Kailey Rigelhof et son mari, Trevor Bruce, partagent la même inquiétude. Ils ont appris qu’ils ne peuvent rester qu’une nuit supplémentaire dans leur Airbnb, mais leur vol le plus proche avec Air Canada n’est prévu que pour le 1er mars.
« Il nous reste une miche de pain que nous partageons à cinq dans l’appartement et tous les magasins autour sont pillés ou incendiés », raconte Rigelhof, 34 ans, originaire de Brechin, en Ontario. Ils étaient venus fêter l’anniversaire de Trevor, il y a une semaine, et tout se passait jusqu’à ce que le chaos éclate dimanche.
« C’est la première et la dernière fois au Mexique », ajoute-t-elle, dépitée. « Pour l’instant, on essaie surtout de faire changer notre vol ou de trouver une solution pour rentrer chez nous. »
Un porte-parole d’Airbnb a déclaré au Star que la plateforme a activé sa politique en cas d’événements perturbateurs majeurs pour toute la région de Jalisco et les zones impactées, offrant un soutien aux voyageurs pour annulations et remboursements. « Nous surveillons la situation de près et soutenons nos invités et hôtes dans ces zones affectées », a-t-il affirmé.
Une relance rapide du tourisme au Mexique ?
Selon des experts en voyages, si votre départ est prévu dans peu de temps, il pourrait être prudent d’envisager d’annuler votre voyage, étant donné l’incertitude qui plane autour des vols.
« Pour ceux qui doivent partir dans un mois ou dans cinq ou six semaines, je ne serais pas encore trop inquiet. On peut attendre de voir comment la situation évolue », explique Frédéric Dimanche, professeur à l’École de gestion hôtelière et touristique de l’Université de Toronto. Il recommande à ceux qui doivent voyager de souscrire une assurance voyage pour couvrir tout imprévu.
Il est encore difficile de prévoir l’impact que cette récente vague de violence pourrait avoir sur l’économie touristique mexicaine à court terme. Certaines personnes pourraient renoncer à leurs vacances ou changer de destination pour éviter les risques immédiats.
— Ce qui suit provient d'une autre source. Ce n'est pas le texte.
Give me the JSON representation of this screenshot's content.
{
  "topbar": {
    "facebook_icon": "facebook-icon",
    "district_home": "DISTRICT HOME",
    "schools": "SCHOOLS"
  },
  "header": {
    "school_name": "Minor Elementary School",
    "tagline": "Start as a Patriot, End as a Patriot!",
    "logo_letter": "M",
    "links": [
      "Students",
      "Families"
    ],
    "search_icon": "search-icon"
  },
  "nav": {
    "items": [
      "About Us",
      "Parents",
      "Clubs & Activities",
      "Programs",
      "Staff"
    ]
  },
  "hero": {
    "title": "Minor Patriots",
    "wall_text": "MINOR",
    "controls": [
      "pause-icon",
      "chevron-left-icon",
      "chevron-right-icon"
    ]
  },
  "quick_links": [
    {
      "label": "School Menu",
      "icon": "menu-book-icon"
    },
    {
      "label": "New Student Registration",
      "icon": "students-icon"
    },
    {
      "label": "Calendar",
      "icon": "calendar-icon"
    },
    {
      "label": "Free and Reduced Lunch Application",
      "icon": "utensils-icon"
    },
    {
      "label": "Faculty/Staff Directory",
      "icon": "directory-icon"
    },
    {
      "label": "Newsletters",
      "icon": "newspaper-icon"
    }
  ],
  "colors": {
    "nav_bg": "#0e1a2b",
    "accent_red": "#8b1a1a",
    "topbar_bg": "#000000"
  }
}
Mais selon Dimanche, la reprise du tourisme au Mexique est probable à moyen terme : « C’est une réaction spécifique à un événement lié au cartel. Nous espérons que la situation se résoudra dans les prochains jours », affirme-t-il. Il ajoute que, contrairement à la situation dans certains pays voisins, notamment les États-Unis, où des ruptures sociales et économiques plus larges se manifestent, le phénomène semble plus localisé.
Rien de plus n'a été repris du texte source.